Пинон спал, тяжело, с хрипом, дыша, Хелен, ступая "тихо, как бабочка", по ее собственному выражению, проскользнула в комнату. И вдруг увидела, что Мария не спит.
Она лежала с открытыми глазами, как всегда чуточку беспокойно моргая, и тут же, как только Хелен вошла в дверь, перевела взгляд на нее. Сестра подошла поближе к кровати, чтобы удостовериться; она и представить себе не могла, что жена способна бодрствовать, когда муж спит.
Но именно так и оказалось. Хелен охватили "strong sentiments", и под влиянием внезапного импульса она протянула руку и погладила Марию по щеке. Погладила едва заметным движением ладони.
Хелен утверждает, что помнит это мгновенье совершенно отчетливо. Пинон продолжал спать, тяжело, с хрипом, дыша, а Мария не отводила глаз от сестры. И вдруг, пишет Хелен, у нее возникло чувство, что она только благодаря вот этому прикосновению к щеке Марии все поняла. Словно бы предпосылкой этого стали мертвая тишина в палате, горы вдали, белые вершины в невероятной чистоте январского воздуха, глубокий сон Пинона и ее рука, легко, точно крыло птицы, прикасавшаяся к щеке Марии: все вмиг совпало, и она, Хелен, что-то ощутила в себе, мелодию, или внезапно поняла. Секунда почти волшебного озарения.
Может быть, то была песня. Ясная и совершенно понятная.
И Мария посмотрела на нее, ее взгляд был спокоен, в нем сквозила теплота и чуть ли не юмор, и тут на ее губах появилась слабая, но отчетливая улыбка.
Пинон не проснулся. Он не проснулся.
"Твое письмо, - пишет Рут Берлау Брехту 22 марта 1942 года, - возмутило меня и привело в отчаяние, как и насмешливые слова о срастании. Но мне кажется, ты боишься".
Сегодня ночью опять снился Пинон. Как и прежде, старый сон сплелся с новым; сам я, однако, каким-то удивительным образом был вне сна.
В нем присутствовали лишь Пинон и мальчик.
Они сидели на чердаке зеленого деревянного дома, в котором я жил в детстве, сидели, держась за руки, и слушали небесную арфу.
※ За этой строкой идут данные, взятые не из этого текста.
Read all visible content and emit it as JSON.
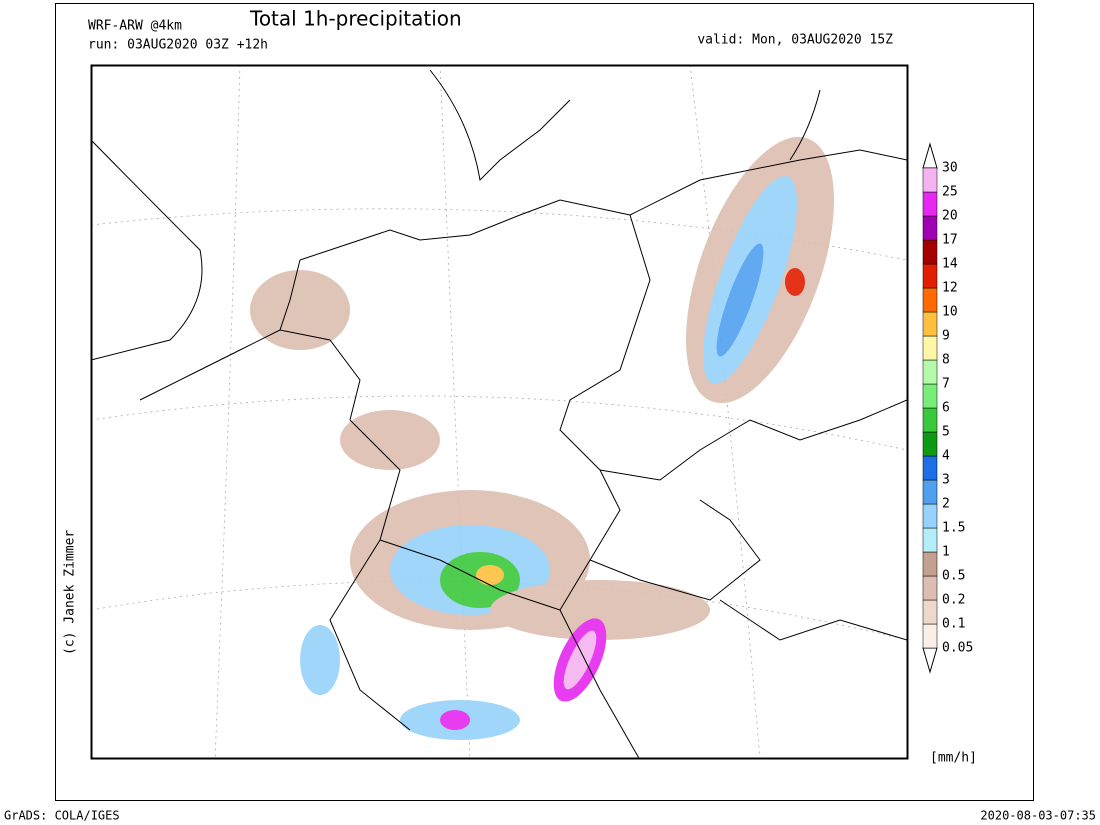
{
  "header": {
    "model": "WRF-ARW @4km",
    "title": "Total 1h-precipitation",
    "run": "run: 03AUG2020 03Z +12h",
    "valid": "valid: Mon, 03AUG2020 15Z"
  },
  "colorbar": {
    "levels": [
      0.05,
      0.1,
      0.2,
      0.5,
      1,
      1.5,
      2,
      3,
      4,
      5,
      6,
      7,
      8,
      9,
      10,
      12,
      14,
      17,
      20,
      25,
      30
    ],
    "colors": [
      "#fbeee6",
      "#eed8cc",
      "#dcbeb0",
      "#c4a090",
      "#b4eefa",
      "#96d2fa",
      "#50a0f0",
      "#1e6ee6",
      "#0f9a14",
      "#3cc83c",
      "#78ee78",
      "#b4faaa",
      "#fff6a8",
      "#ffc040",
      "#ff6a00",
      "#e11e00",
      "#a50000",
      "#a000b4",
      "#e628f0",
      "#f5b4f0"
    ],
    "unit": "[mm/h]"
  },
  "credit": "(c) Janek Zimmer",
  "footer": {
    "left": "GrADS: COLA/IGES",
    "right": "2020-08-03-07:35"
  }
}
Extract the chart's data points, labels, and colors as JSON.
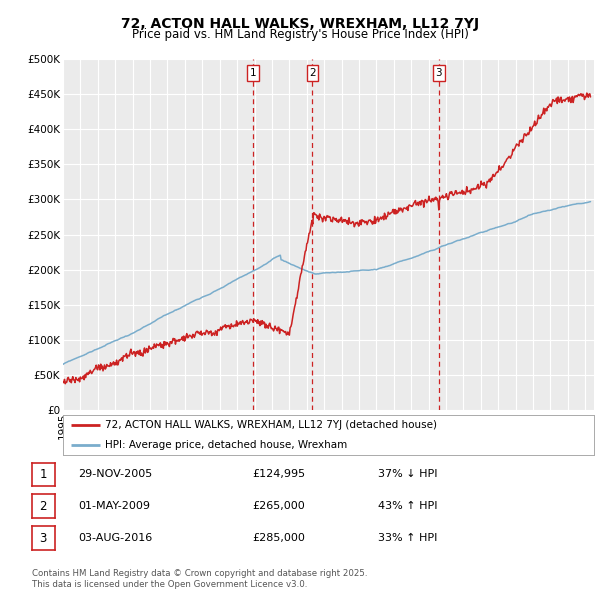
{
  "title": "72, ACTON HALL WALKS, WREXHAM, LL12 7YJ",
  "subtitle": "Price paid vs. HM Land Registry's House Price Index (HPI)",
  "ylabel_ticks": [
    "£0",
    "£50K",
    "£100K",
    "£150K",
    "£200K",
    "£250K",
    "£300K",
    "£350K",
    "£400K",
    "£450K",
    "£500K"
  ],
  "ytick_values": [
    0,
    50000,
    100000,
    150000,
    200000,
    250000,
    300000,
    350000,
    400000,
    450000,
    500000
  ],
  "ylim": [
    0,
    500000
  ],
  "xlim_start": 1995.0,
  "xlim_end": 2025.5,
  "background_color": "#ffffff",
  "plot_bg_color": "#ebebeb",
  "grid_color": "#ffffff",
  "red_color": "#cc2222",
  "blue_color": "#7aadcc",
  "sale_dates": [
    2005.91,
    2009.33,
    2016.59
  ],
  "sale_prices": [
    124995,
    265000,
    285000
  ],
  "sale_labels": [
    "1",
    "2",
    "3"
  ],
  "vline_color": "#cc2222",
  "legend_entries": [
    "72, ACTON HALL WALKS, WREXHAM, LL12 7YJ (detached house)",
    "HPI: Average price, detached house, Wrexham"
  ],
  "table_rows": [
    [
      "1",
      "29-NOV-2005",
      "£124,995",
      "37% ↓ HPI"
    ],
    [
      "2",
      "01-MAY-2009",
      "£265,000",
      "43% ↑ HPI"
    ],
    [
      "3",
      "03-AUG-2016",
      "£285,000",
      "33% ↑ HPI"
    ]
  ],
  "footer": "Contains HM Land Registry data © Crown copyright and database right 2025.\nThis data is licensed under the Open Government Licence v3.0.",
  "title_fontsize": 10,
  "subtitle_fontsize": 8.5,
  "tick_fontsize": 7.5
}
Была зима, полнолуние, трескучий мороз, снег белый-пребелый. За окном виднелась рябина, посаженная папой. Так странно - несмотря на зиму, она не потеряла листву. И это казалось вполне естественным. Пинон сидел, повернув свою громадную двойную голову к мальчику, и держал его за руку, по-отцовски, а мальчик, с закрытыми глазами, склонился на его плечо, и на его губах блуждала легкая улыбка. Точно он слушал что-то такое, что делало его счастливым.
Во сне я сразу сообразил, что именно. Они слушали небесную арфу. А ее песня мне была хорошо знакома - с детских лет. Тогда случались ослепительно белые январские ночи - луна была белой, снег светился, и стоял трескучий мороз; телефонные провода крепились к стене дома, деревянного дома, который папа построил сам, и дом превращался в гигантский резонатор, и провода пели.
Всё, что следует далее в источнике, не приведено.